I SPENT THE NEXT MONTH IN A TIRED, PISSED OFF STATE, SMOKING TOO much and starting shit just to start it. I began cracking my knuckles the way I imagined prisoners cracked theirs, as though I had nothing to lose, as though doing so would enrage police officers. I ate infrequently, and when I did I ate too much, steaks the size of toilet seats and chicken wings with thick brown-red sauce that collected under my acrylic nails and in the corners of my mouth like rust. I vomited out my lines. When it was time to move into my house I stood on the lawn smoking as the movers hauled my stuff inside along with the garish new shit I’d bought, horrible oriental rugs, ginger jars, a fake elephant’s foot for my umbrellas. And I didn’t even have an umbrella, was the thing. I imagined that this must’ve been the way that Keith Richards reacted when he found himself in love with a man who was already married. I imagined that he bought ginger jars up the ass. Rooms filled with ginger jars, great big fuck yous to life and society and the media and whatever. Yes. We were just alike, Keith Richards and I.
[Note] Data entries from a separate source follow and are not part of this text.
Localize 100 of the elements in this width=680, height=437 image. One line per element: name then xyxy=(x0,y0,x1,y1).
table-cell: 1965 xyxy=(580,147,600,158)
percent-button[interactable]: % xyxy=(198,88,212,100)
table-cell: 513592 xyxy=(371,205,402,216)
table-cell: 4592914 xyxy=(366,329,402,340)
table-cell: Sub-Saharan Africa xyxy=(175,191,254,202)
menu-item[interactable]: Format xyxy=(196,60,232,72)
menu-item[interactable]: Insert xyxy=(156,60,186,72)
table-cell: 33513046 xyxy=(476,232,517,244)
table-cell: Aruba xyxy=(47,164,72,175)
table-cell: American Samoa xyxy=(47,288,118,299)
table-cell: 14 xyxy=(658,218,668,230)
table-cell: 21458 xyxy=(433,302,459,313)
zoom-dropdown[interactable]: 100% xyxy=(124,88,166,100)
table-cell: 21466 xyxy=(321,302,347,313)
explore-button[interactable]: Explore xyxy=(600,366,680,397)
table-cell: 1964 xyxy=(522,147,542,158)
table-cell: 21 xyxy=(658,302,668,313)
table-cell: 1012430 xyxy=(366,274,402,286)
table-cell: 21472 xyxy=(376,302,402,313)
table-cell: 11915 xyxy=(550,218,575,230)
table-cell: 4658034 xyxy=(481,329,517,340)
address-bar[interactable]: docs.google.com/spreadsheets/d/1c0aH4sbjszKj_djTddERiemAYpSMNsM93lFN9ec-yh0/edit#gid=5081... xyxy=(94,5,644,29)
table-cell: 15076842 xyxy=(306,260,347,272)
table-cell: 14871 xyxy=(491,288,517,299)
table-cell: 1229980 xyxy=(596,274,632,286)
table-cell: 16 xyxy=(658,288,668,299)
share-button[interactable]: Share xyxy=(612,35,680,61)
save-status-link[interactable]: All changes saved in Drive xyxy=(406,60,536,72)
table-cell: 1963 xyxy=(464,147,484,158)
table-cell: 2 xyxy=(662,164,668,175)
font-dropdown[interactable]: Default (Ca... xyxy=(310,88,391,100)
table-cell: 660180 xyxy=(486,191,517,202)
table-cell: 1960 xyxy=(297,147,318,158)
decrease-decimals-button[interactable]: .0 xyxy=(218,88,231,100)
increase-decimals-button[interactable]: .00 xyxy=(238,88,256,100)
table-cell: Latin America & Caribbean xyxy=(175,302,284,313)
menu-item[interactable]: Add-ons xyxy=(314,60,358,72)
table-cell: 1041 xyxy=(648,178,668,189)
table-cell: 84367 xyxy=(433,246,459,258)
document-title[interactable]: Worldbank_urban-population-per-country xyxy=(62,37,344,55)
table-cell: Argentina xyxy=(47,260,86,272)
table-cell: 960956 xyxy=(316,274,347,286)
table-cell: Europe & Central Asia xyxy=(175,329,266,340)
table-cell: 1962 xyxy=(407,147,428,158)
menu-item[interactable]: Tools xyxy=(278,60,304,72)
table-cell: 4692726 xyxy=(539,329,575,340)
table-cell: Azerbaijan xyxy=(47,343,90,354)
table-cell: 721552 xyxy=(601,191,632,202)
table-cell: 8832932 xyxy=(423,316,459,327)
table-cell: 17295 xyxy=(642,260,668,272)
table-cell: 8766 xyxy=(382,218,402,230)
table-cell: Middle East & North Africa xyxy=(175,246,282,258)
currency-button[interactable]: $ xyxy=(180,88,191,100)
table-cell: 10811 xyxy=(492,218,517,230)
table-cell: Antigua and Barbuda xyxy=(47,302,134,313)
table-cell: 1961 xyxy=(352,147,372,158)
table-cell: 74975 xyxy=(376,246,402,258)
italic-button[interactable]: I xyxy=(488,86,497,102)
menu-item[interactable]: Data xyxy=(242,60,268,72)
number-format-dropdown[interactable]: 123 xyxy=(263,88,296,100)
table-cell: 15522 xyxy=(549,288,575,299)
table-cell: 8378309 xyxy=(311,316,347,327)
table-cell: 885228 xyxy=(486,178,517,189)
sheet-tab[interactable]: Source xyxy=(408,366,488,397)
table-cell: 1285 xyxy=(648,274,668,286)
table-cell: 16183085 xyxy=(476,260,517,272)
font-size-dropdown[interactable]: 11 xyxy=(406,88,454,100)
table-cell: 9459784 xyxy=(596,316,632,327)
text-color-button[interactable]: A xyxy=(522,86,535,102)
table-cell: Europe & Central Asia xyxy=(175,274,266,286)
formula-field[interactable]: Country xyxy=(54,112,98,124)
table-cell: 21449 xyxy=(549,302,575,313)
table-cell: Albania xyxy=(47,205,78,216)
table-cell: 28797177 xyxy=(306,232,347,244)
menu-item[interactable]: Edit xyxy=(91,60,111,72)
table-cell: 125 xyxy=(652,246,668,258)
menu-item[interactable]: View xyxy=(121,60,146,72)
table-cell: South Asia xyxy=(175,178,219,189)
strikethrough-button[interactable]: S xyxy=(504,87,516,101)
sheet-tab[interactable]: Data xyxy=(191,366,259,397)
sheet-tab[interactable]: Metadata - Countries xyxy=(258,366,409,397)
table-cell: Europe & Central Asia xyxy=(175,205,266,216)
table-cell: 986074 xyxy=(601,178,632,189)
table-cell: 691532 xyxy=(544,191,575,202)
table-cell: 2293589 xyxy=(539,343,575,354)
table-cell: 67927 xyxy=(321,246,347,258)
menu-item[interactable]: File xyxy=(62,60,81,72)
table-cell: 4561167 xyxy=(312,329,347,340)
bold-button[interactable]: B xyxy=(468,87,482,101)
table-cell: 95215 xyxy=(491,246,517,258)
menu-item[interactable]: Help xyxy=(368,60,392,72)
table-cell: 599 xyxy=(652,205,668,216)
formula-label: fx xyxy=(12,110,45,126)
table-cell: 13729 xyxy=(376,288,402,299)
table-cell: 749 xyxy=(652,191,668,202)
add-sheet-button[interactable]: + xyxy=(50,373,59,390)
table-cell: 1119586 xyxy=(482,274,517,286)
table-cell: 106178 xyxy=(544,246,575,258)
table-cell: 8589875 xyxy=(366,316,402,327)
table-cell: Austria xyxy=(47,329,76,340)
At night I would lock my doors and lie down on my new bed, actually, intentio
nally, the same model on which I’d lain with Harrison, and watch the ceiling fan, the eerily spinning daisy of it, and I would tell myself that I was better off this way. My art was fulfilled this way. I was cute and drunk and my teeth hurt all the time, and I couldn’t figure out how you could miss a person you didn’t know. It seemed a cosmic jerk-off, a painful alien blip, their follow up to anal probing.
One night I heard a woman chasing after a man after the bars had closed. I imagined her as blonde, raw-skinned and large boned, thick around the waist, wearing jeans and a flannel over a camisole. Some kind of too-high sandals that showcased cracked heels and scarlet painted hammertoes. She was pleading with the man, the likes of whom I could not picture.
If you ever loved me …
I love you, I’ll always love you.
I don’t know why any of this is happening …
Can you give me a minute; can’t you just give me a single minute?
To which the man called back, you’ve been asking for a minute for two and a half hours!
And she began pleading faster, as though his acknowledgment, such as it was, came like a gulp of water to her.
I listened to the two of them for blocks, until I couldn’t be sure whether or not it was really them, or the sound of a car mixed with the wind and the monotone of my own breath. I was so very still, feeling propelled, slingshot by my heart out into the world and lonely, complicated as math. How was I not that woman, with her sunburned skin and painful cracked heels and broken, yearning heart? How was I not that man, a tired, disembodied voice, a long silhouette fading?
SPURRED BY GUILT AND THE SAD WASHING MACHINE OF MY GUTS, I CALLED Troubadour Bath and Groom and asked Sybil if she’d have an early supper with me at Señor Squawk’s. She agreed, somewhat testily, and at first I attributed her bad mood to a tough day at work. She was always having tough days at work, although when you considered it was in her job description to express the anal glands of dogs, you couldn’t really blame her.